The European "whatever it takes" approach - to paraphrase French president Emmanuel Macron - has been hit by Russia’s war in Ukraine, to which the EU has contributed twice as much in 2023 as in 2022 (€33.7bn compared with €16bn), but this alone is far from explaining the financial slippage.

Finding financial resources

"Our annual report highlights a number of risks and challenges to the EU budget, including the risk of decommitments, increasing financial exposure and the growing financial risks posed by Russia's war of aggression against Ukraine," the ECA said. "In addition, new priorities for the future, such as security and defence, as well as enlargement, will require a substantial increase in funding. Decision-makers will have to find ways of meeting these financial needs. We look forward to working with the new commission and the new European Parliament to improve the management and oversight of EU funds."

This is a real issue for von der Leyen’s new team. With the loans linked to NextGenerationUE, member states' contributions have decreased in percentage terms but increased in volume, as have VAT and customs duties, and the tax on non-recycled plastic packaging will not save the EU budget - even though it brought in €7.2bn last year.

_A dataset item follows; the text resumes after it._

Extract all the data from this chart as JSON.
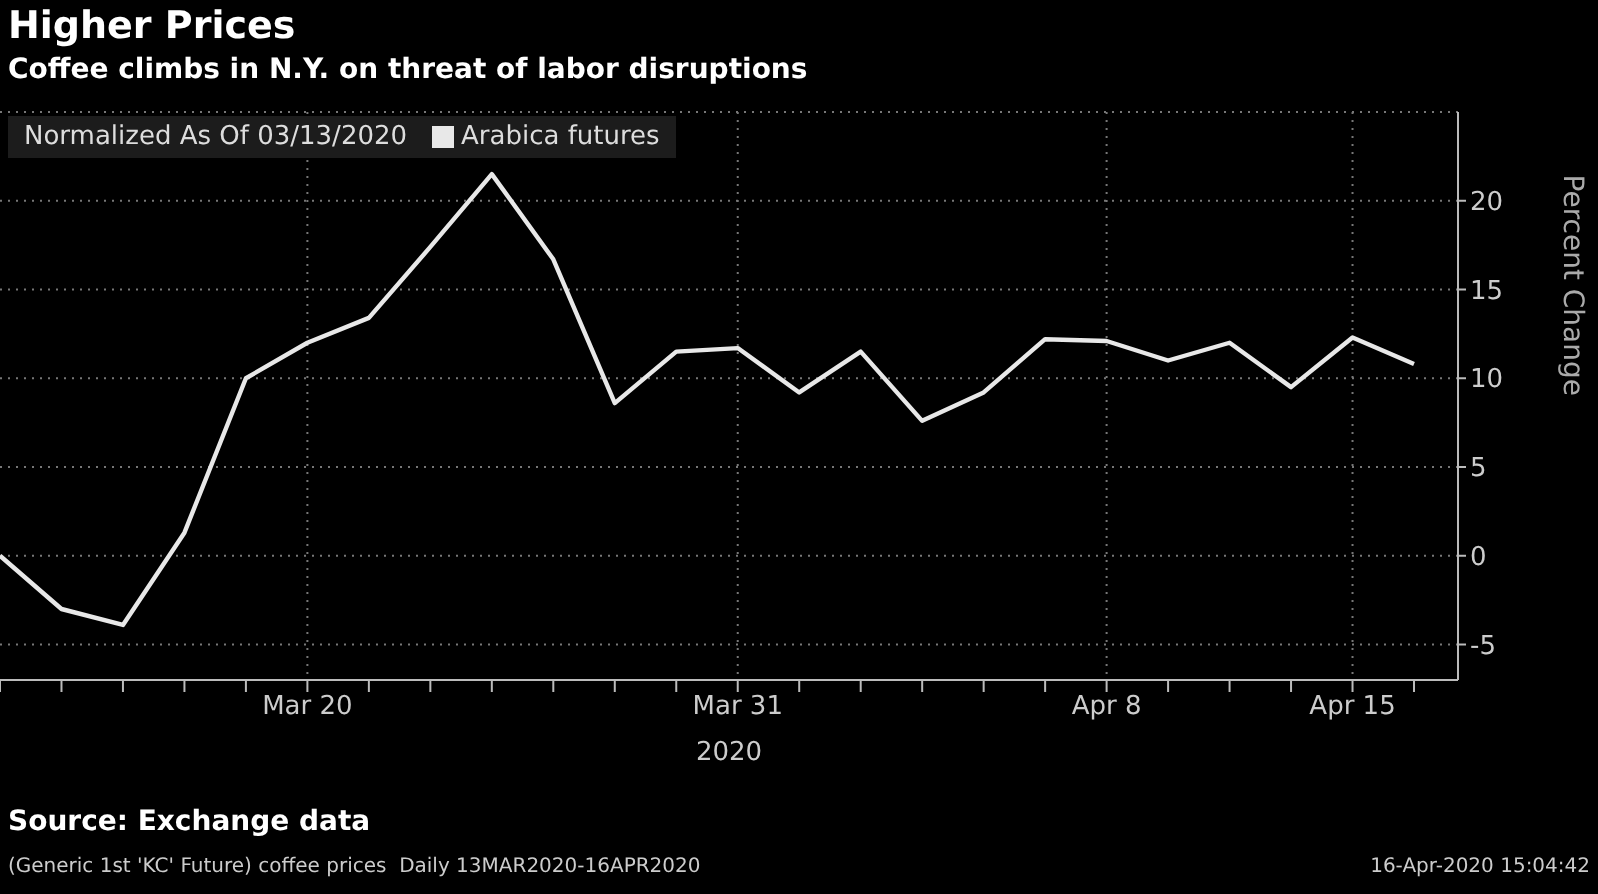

The new president of the European Commission has sketched out some possible solutions. With an awareness. "Spending at European level during the budget period (...) is spread over too many overlapping programmes - many of which fund the same things, but with different requirements and creating difficulties in combining funding effectively. We need to better focus our EU spending on our common priorities."

A simpler, more targeted and more effective budget, in other words, with the creation of a European Competitiveness Fund to finance innovative technological projects that bring together different partners and European member states by mobilising "national, private and institutional funding".

"New own resources will be needed to ensure sufficient and sustainable financing for our common priorities", she says, three sentences later.

Capital Markets Union to be completed

"We will maximise public investment and leverage and reduce risks to attract private capital, in close cooperation with the European Investment Bank", said von der Leyen. "These investments cannot be financed by public money alone. The completion of the capital markets union could attract €470bn of additional investment per year". This figure should be compared with the savings of Europeans, estimated by the European Central Bank at over €740bn.

Finally, "we also need to optimise our use of public procurement, which represents 14% of the EU's GDP. A 1% efficiency gain in public procurement could translate into annual savings of €20bn. It is also one of the main levers we have to develop innovative goods and services and create lead markets in the field of clean and strategic technologies". This reform will give European preference in certain sectors of activity and make the processes simpler, to the benefit of start-ups and innovative companies.

New discussions will emerge in the course of European budgetary exercises, even if, it is true, we are still a long way from the $35,688bn of debt in the United States or China’s $12,590bn debt, note the cynics.